Before her detainment in February, Griner was relatively unknown to the general public, despite her accomplishments. The lack of coverage by mainstream media outlets of her superstar career made her initial arrest seem to many as a kind of baffling blip in the news cycle.

But for those who knew Griner, the arrest was shocking, unprecedented, and overwhelming. Initially, her family and teammates followed the State Department’s advice to remain quiet, which is typical in these cases. Making noise, the government warned, could only worsen her situation, provoke Russian President Vladimir Putin’s temper, and turn Griner into a political pawn.

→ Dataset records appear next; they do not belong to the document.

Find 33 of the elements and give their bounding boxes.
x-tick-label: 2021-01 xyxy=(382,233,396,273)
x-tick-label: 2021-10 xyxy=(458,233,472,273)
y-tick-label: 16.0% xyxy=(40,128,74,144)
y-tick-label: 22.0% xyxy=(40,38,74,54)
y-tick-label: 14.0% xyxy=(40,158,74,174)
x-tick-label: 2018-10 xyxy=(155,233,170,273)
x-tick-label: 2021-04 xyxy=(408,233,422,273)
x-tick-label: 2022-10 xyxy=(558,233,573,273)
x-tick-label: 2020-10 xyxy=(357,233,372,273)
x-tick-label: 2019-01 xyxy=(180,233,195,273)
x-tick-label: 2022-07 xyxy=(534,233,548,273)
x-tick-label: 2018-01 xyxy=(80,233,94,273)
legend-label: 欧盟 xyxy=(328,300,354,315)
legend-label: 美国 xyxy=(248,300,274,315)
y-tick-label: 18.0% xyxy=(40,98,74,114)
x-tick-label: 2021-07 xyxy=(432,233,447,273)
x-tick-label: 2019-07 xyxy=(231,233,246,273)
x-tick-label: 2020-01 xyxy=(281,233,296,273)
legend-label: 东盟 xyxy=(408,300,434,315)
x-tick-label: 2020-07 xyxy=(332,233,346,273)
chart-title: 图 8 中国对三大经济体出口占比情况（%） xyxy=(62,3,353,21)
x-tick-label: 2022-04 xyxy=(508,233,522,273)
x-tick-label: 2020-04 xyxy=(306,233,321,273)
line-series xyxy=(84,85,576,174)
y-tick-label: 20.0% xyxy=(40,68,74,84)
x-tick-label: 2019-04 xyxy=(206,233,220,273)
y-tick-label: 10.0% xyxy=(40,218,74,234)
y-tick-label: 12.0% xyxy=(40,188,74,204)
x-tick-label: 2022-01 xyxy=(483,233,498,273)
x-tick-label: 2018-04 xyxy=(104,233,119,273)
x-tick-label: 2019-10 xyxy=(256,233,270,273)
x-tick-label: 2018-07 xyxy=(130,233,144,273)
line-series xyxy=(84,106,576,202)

At the same time, experts like Gissou Nia, director of the Atlantic Council’s Strategic Litigation Project, sounded the alarm. “Is Brittney Griner a Russian hostage?” she wrote for NBC News on April 12. “What we know about her detention doesn’t support the theory that this was just a routine arrest.” Nia cited several hallmarks of a wrongful detainment in her case: the denial of consular access, a basic right for any foreign national detained; the strikingly timed invasion of Ukraine one week after her arrest; the lack of physical evidence despite the severity of the charge.

And yet, across major U.S. outlets, Griner’s story remained tucked into short backpage paragraphs, even once Griner was officially classified as “wrongfully detained” in May.

But after Griner’s trial began on July 1, media coverage exploded.

Experts say that in the case of wrongful detainment, the legal system is often weaponized and used as a kind of Trojan horse for state-sponsored hostage-taking. Many have warned that Griner faces a “kangaroo court” where the outcome is puppeteered from above. Wrongful detainment advocates such as Jonathan Franks are familiar with this pattern. Franks, a crisis management consultant who has worked closely on several wrongful detainment cases, recently helped to free former Marine Trevor Reed, who was imprisoned in Russia for over two years. “Wrongful detentions are never resolved judicially,” Franks says. “They’re resolved politically. . . . This is not a court and it’s not going to conduct a trial. It’s going to conduct a PR and propaganda exercise for the [Russian] regime.”

But the logic of a “trial” has a bewitching quality. And as Griner’s case turns into a media spectacle, many U.S. outlets are simply reprinting the Russian government’s narrative with headlines like “WNBA star Brittney Griner stands trial in Russia on drug charge” and “Brittney Griner’s trial on drug charges formally begins in Russia.” This framing adds legitimacy to what is widely known to be a sham. The evidence Griner is being railroaded is clear: on July 7, prosecutors testified that Griner was carrying only a fraction of a gram of hashish oil in her luggage. And yet, she faces up to a decade in prison for “large-scale transportation of drugs.”

Now, millions of Americans are coming to know Griner as a detainee in handcuffs, hunched over, led through a Moscow courthouse by armed guards. The optics of incarceration make a particular kind of sense to American audiences. It’s something we should assume Putin’s regime is aware of as well. Narratives that criminalize a six-foot-nine Black lesbian come easy for mainstream media here in the United States.

That’s also what makes the legacy of the first-ever WNBA All-Star Weekend in Chicago so important. It revealed a cathartic outpouring of support from Griner’s community of loved ones and fans. And it sent a direct missive of solidarity to a superstar imprisoned halfway around the world, a message much bigger than basketball.

As Huber put it: “BG is our number-one priority this season.”